In a justly celebrated and influential book, Cornel West described pragmatism as “the American evasion of philosophy.” West deployed this fine epithet not to condemn but to praise: West was limning the tradition that runs from Ralph Waldo Emerson to William James to W.E.B. Du Bois. These were minds for whom traditional metaphysics was an encumbrance to be cast off, a quagmire of unanswerable questions, a hurdle to the real business of changing the world.
Pragmatism is a noble tradition but there is a type of hyper-pragmatism that has a way of dodging not just philosophy but all forms of thinking. In its most vulgar form, hyper-pragmatism will turn to a figure like Hannah Arendt and ask, “If you are so smart, why aren’t you rich?” But this demand that thinking justify itself in worldly terms is not limited to just those who subscribe to the values of a business civilization. Among the left, there is a hyper-pragmatism that is suspicious of abstract thought, that insists on myopic focus, that extols activism as the highest good, and that deplores any debate among intellectuals as a waste of time while the world grieves. Confronted by any sort of intellectual critique, activist hyper-pragmatism responds by saying “this doesn’t matter, intellectuals criticizing other intellectuals is a trivial indulgence while we face serious problems like racism, economic inequality, and climate change.”
In fact, West himself is guilty of this. After The New Republic published Michael Eric Dyson's “The Ghost of Cornel West,” West, on Facebook, sought to deflect the criticism, writing, “the marvelous new militancy in our Ferguson moment should compel us to focus on what really matters,” and then gave a lengthy (and worthy) list of problems facing the globe.
The problem with this argument is that while problems like racism and climate change are easy to identify, solutions are much harder to come by—and in fact impossible to achieve without intense and serious debate. All serious politics involves developing a program of action. To forego intellectual debate as an unnecessary luxury is to doom activist energy to manifest itself as merely a wail of anguish, a litany of complaints without any agenda.
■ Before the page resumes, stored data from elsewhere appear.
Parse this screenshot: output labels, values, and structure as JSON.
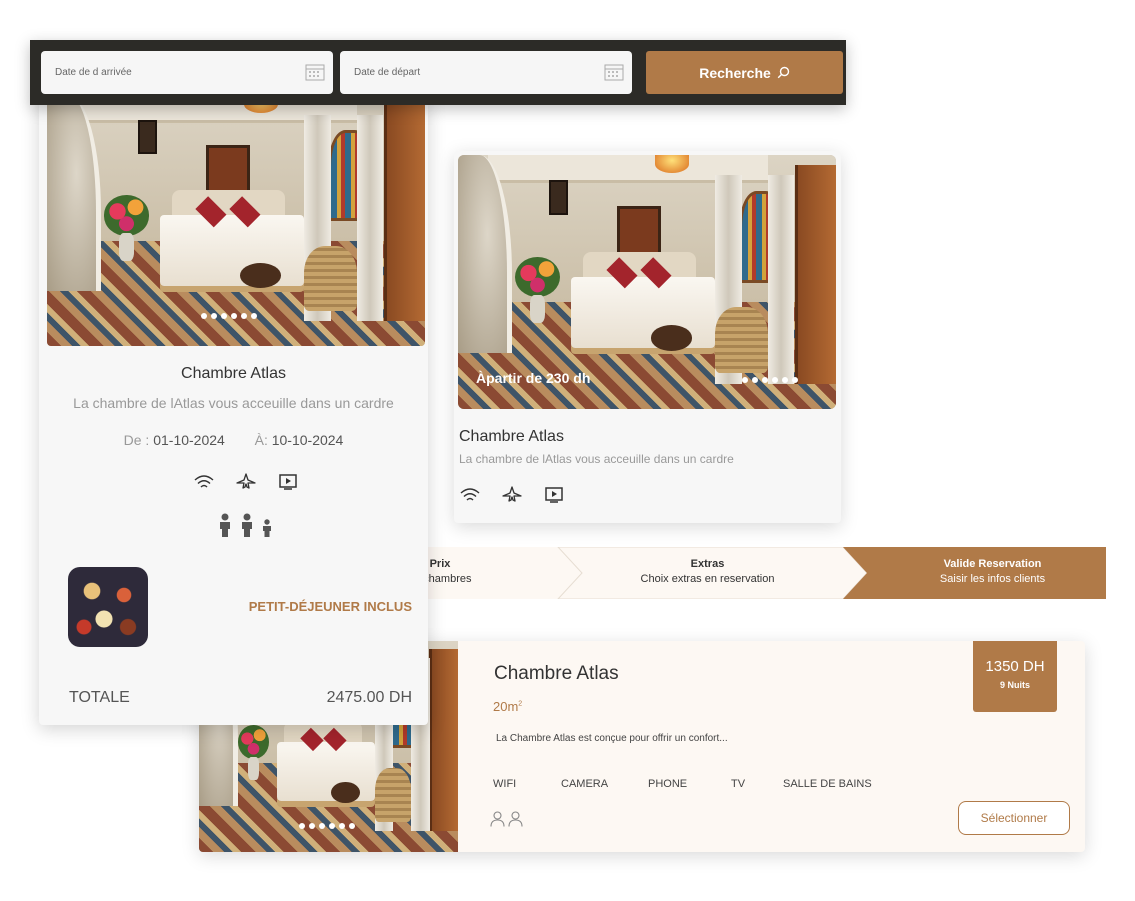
{
  "search": {
    "arrival_placeholder": "Date de d arrivée",
    "departure_placeholder": "Date de départ",
    "button_label": "Recherche"
  },
  "card_left": {
    "title": "Chambre Atlas",
    "description": "La chambre de lAtlas vous acceuille dans un cardre",
    "from_label": "De",
    "from_date": "01-10-2024",
    "to_label": "À:",
    "to_date": "10-10-2024",
    "breakfast": "PETIT-DÉJEUNER INCLUS",
    "total_label": "TOTALE",
    "total_value": "2475.00 DH",
    "amenity_icons": [
      "wifi-icon",
      "airplane-icon",
      "tv-icon"
    ],
    "guest_icons": [
      "adult-icon",
      "adult-icon",
      "child-icon"
    ]
  },
  "card_right": {
    "price_label": "Àpartir de 230 dh",
    "title": "Chambre Atlas",
    "description": "La chambre de lAtlas vous acceuille dans un cardre",
    "amenity_icons": [
      "wifi-icon",
      "airplane-icon",
      "tv-icon"
    ]
  },
  "steps": [
    {
      "title": "Prix",
      "subtitle": "rix chambres",
      "state": "done"
    },
    {
      "title": "Extras",
      "subtitle": "Choix extras en reservation",
      "state": "done"
    },
    {
      "title": "Valide Reservation",
      "subtitle": "Saisir les infos clients",
      "state": "active"
    }
  ],
  "card_bottom": {
    "title": "Chambre Atlas",
    "area": "20m",
    "area_sup": "2",
    "description": "La Chambre Atlas est conçue pour offrir un confort...",
    "amenities": [
      "WIFI",
      "CAMERA",
      "PHONE",
      "TV",
      "SALLE DE BAINS"
    ],
    "price": "1350 DH",
    "nights": "9 Nuits",
    "select_label": "Sélectionner"
  },
  "colors": {
    "accent": "#b07a48",
    "dark_bar": "#2c2b27",
    "card_bg": "#f7f7f7",
    "cream": "#fdf8f3"
  }
}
If we accept the principles of hyper-pragmatism, then it’s never a good time to think and argue, since the world is always full of evils that need to be protested. But in point of fact, the most effective protest movements have been enriched by a realization that debating ideas and strategy matter as much as describing problems. A notable example is African American struggle for liberation, which has been driven forward by a series of contentious debates, ranging from W.E.B. Du Bois’s critique of Booker T. Washington in the beginning of the twentieth century to Harold Cruse’s lambasting of leading figures like James Baldwin in the 1960s. These polemic exchanges were often bitter and personal, but they pushed politics forward.
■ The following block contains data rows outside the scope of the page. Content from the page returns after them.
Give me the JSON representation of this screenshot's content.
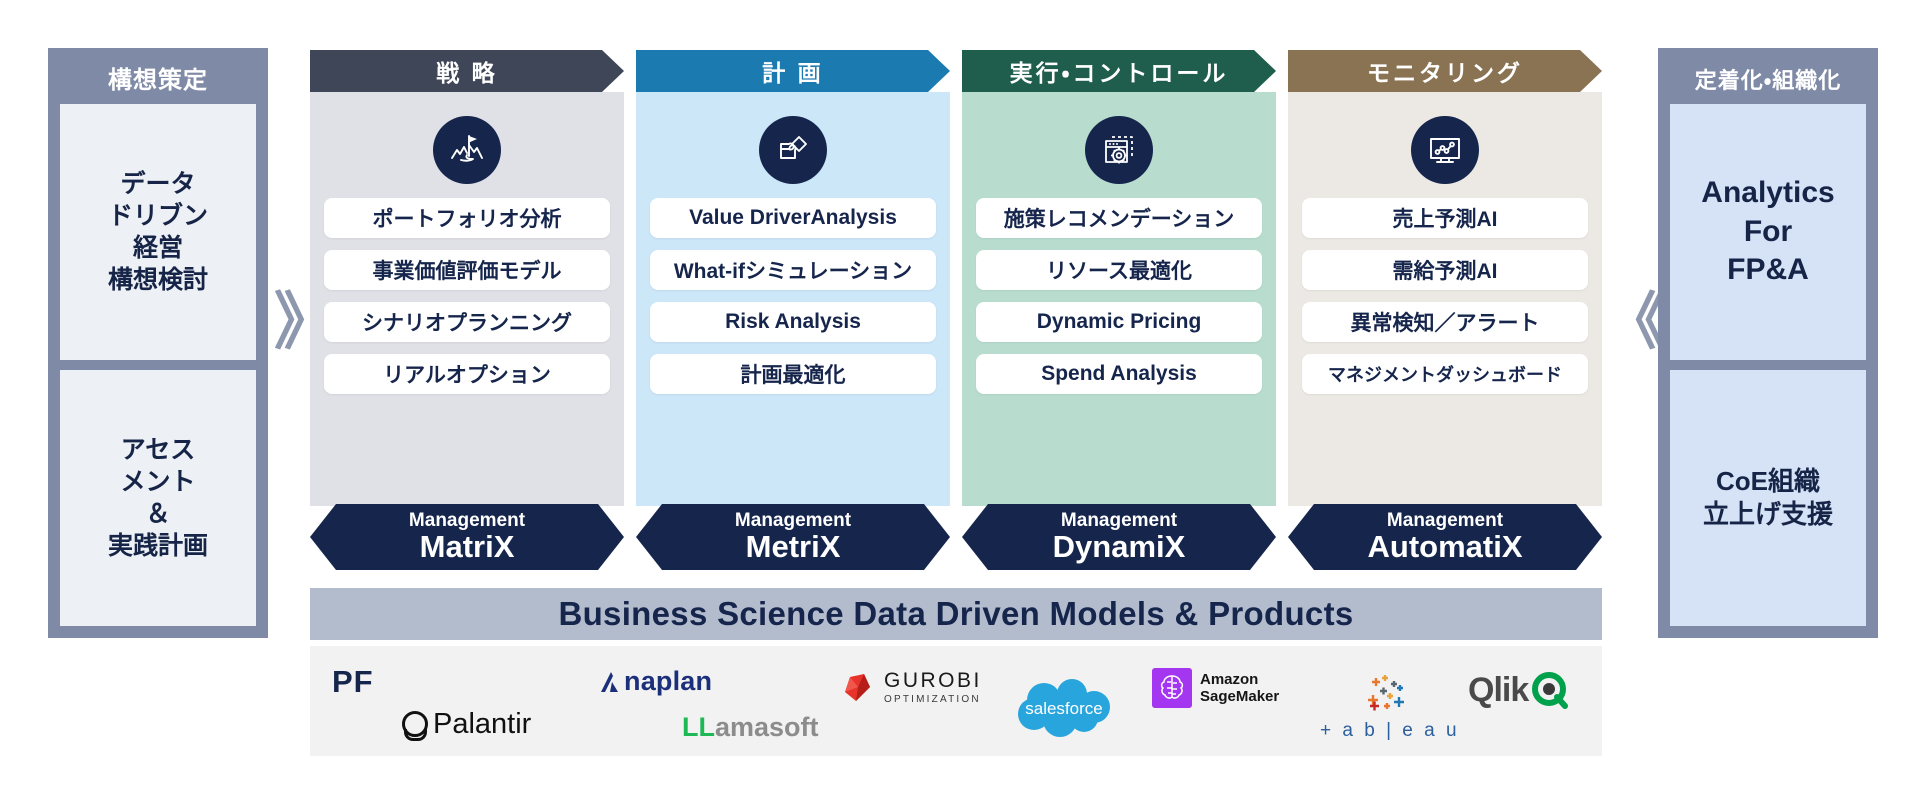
{
  "left_rail": {
    "title": "構想策定",
    "cells": [
      {
        "name": "data-driven-management-concept",
        "text": "データ\nドリブン\n経営\n構想検討"
      },
      {
        "name": "assessment-and-practice-plan",
        "text": "アセス\nメント\n＆\n実践計画"
      }
    ]
  },
  "right_rail": {
    "title": "定着化・組織化",
    "cells": [
      {
        "name": "analytics-for-fpa",
        "text": "Analytics\nFor\nFP&A"
      },
      {
        "name": "coe-org-launch-support",
        "text": "CoE組織\n立上げ支援"
      }
    ]
  },
  "separators": {
    "left_chevron": "》",
    "right_chevron": "《"
  },
  "phases": [
    {
      "key": "strategy",
      "header": "戦 略",
      "header_color": "#3e4657",
      "body_color": "#dfe1e6",
      "icon": "mountain-flag-icon",
      "items": [
        "ポートフォリオ分析",
        "事業価値評価モデル",
        "シナリオプランニング",
        "リアルオプション"
      ],
      "product": {
        "prefix": "Management",
        "name": "MatriX"
      }
    },
    {
      "key": "planning",
      "header": "計 画",
      "header_color": "#1b7ab0",
      "body_color": "#cbe7f8",
      "icon": "puzzle-piece-icon",
      "items": [
        "Value DriverAnalysis",
        "What-ifシミュレーション",
        "Risk Analysis",
        "計画最適化"
      ],
      "product": {
        "prefix": "Management",
        "name": "MetriX"
      }
    },
    {
      "key": "execution-control",
      "header": "実行・コントロール",
      "header_color": "#1f5d4c",
      "body_color": "#b8ddcf",
      "icon": "window-gear-icon",
      "items": [
        "施策レコメンデーション",
        "リソース最適化",
        "Dynamic Pricing",
        "Spend Analysis"
      ],
      "product": {
        "prefix": "Management",
        "name": "DynamiX"
      }
    },
    {
      "key": "monitoring",
      "header": "モニタリング",
      "header_color": "#8a7352",
      "body_color": "#ece9e4",
      "icon": "monitor-chart-icon",
      "items": [
        "売上予測AI",
        "需給予測AI",
        "異常検知／アラート",
        "マネジメントダッシュボード"
      ],
      "product": {
        "prefix": "Management",
        "name": "AutomatiX"
      }
    }
  ],
  "platform_band": {
    "title": "Business Science Data Driven Models & Products"
  },
  "logos": {
    "pf": "PF",
    "palantir": "Palantir",
    "anaplan": "naplan",
    "llamasoft_prefix": "LL",
    "llamasoft_suffix": "amasoft",
    "gurobi_name": "GUROBI",
    "gurobi_sub": "OPTIMIZATION",
    "salesforce": "salesforce",
    "sagemaker_line1": "Amazon",
    "sagemaker_line2": "SageMaker",
    "tableau": "+ a b | e a u",
    "qlik": "Qlik"
  },
  "colors": {
    "rail": "#7f8ba6",
    "rail_cell_left": "#edf0f4",
    "rail_cell_right": "#d6e2f5",
    "product_navy": "#16254c",
    "platform_band": "#b3bccd",
    "logo_band": "#f2f2f2"
  }
}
Back in the '60s, the Marxist cultural critic Theodor Adorno astutely decried what he called the “actionism” of the New Left. “Actionism is regressivism,” Adorno wrote, noting that the advocates of actionism believe “theory is repressive” but in fact “immediate action, which always evokes taking a swing, is incomparably closer to oppression than the thought that catches its best.” The difficult task of building a less repressive world, of walking the tightrope between spontaneity and organization, “cannot be found other than through theory.”
Writing in the Radical Society in 2002, Doug Henwood, Liza Featherstone, and Christian Parenti echoed Adorno’s critique of “actionism,” noting that all too often American protest culture “combines the political illiteracy of hyper-mediated American culture with all the moral zeal of a nineteenth century temperance crusade. In this worldview, all roads lead to more activism and more activists. And the one who acts is righteous.”
Action bereft of thought is sterile. In order to really change the world, we need to be ready to argue about it.